By: Staff Writer
Colombo (LNW): A group of creditors holding Sri Lanka’s international bonds welcomed the country’s debt restructuring agreement with official creditors, though it said a lack of transparency on deals struck so far was regrettable.
The same Ad Hoc Group of Bondholders (the “Group”) Lanka (“Sri Lanka”) has committed to working with the Sri Lankan authorities as quickly as possible to find a sustainable solution to Sri Lanka’s debt challenges as they relate to its international bond debt in October13.
To that end, the Group, acting through its Steering Committee has proactively submitted its own restructuring proposal relating to Sri Lanka’s outstanding international bonds.
The proposal, which provides upfront debt relief, includes a menu of new securities that would be offered to the holders of the existing bonds, including a “Macro-Linked Bond” (“MLB”).
How ever the recent complaint underscores rising worries that a lack of visibility for private creditors around debt deals between indebted countries and their official creditors could derail or delay those nations’ efforts to finalise restructuring.
Sri Lanka and a group of its creditor nations, including Japan, France and India, on Wednesday reached an agreement in principle on a debt rework of $5.9 billion of outstanding public debt.
That followed a deal between the country and the Export-Import Bank of China in October on about $4.2 billion of loans.
But the bondholder group, which represents creditors holding some of the country’s $12 billion of outstanding bonds, said this week lack of transparency between public and private creditors.

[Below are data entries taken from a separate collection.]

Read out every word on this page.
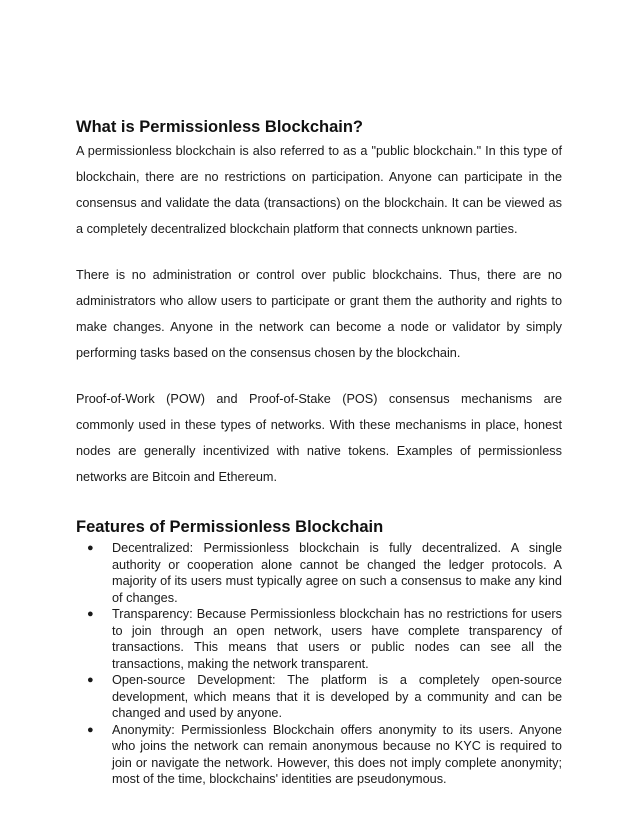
What is Permissionless Blockchain?

A permissionless blockchain is also referred to as a "public blockchain." In this type of blockchain, there are no restrictions on participation. Anyone can participate in the consensus and validate the data (transactions) on the blockchain. It can be viewed as a completely decentralized blockchain platform that connects unknown parties.

There is no administration or control over public blockchains. Thus, there are no administrators who allow users to participate or grant them the authority and rights to make changes. Anyone in the network can become a node or validator by simply performing tasks based on the consensus chosen by the blockchain.

Proof-of-Work (POW) and Proof-of-Stake (POS) consensus mechanisms are commonly used in these types of networks. With these mechanisms in place, honest nodes are generally incentivized with native tokens. Examples of permissionless networks are Bitcoin and Ethereum.

Features of Permissionless Blockchain
● Decentralized: Permissionless blockchain is fully decentralized. A single authority or cooperation alone cannot be changed the ledger protocols. A majority of its users must typically agree on such a consensus to make any kind of changes.
● Transparency: Because Permissionless blockchain has no restrictions for users to join through an open network, users have complete transparency of transactions. This means that users or public nodes can see all the transactions, making the network transparent.
● Open-source Development: The platform is a completely open-source development, which means that it is developed by a community and can be changed and used by anyone.
● Anonymity: Permissionless Blockchain offers anonymity to its users. Anyone who joins the network can remain anonymous because no KYC is required to join or navigate the network. However, this does not imply complete anonymity; most of the time, blockchains' identities are pseudonymous.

The noted that it was making it more difficult for them to strike a deal with Sri Lanka that was compliant with IMF rules and that provided “fair and equitable” debt treatment.
The group finds it regrettable that there remains such a significant lack of transparency on the part of official sector creditors despite the group’s efforts so far to act as a constructive counterparty,” the Ad Hoc Group of Bondholders said in an emailed statement.
Last week, objections from official creditors derailed an agreement in principle between Zambia and its bondholders to restructure the African nation’s international debt.
The group of Zambia’s bilateral creditors, including France, China and India, said the terms of that proposed deal were not comparable to the relief official creditors offered.
Zambia, as a low-income nation, is reworking its debt under the G-20-designed Common Framework, which makes its process slightly more rigid than Sri Lanka’s. But investors and experts said the issues around lack of information sharing was making it tough for all private lenders to craft debt reworks that public creditors deem comparable to their own offerings.
“It’s possibly more problematic than it was designed to be in terms of actually being able to achieve these debt renegotiations,” Robert Simpson of Pictet Asset Management said.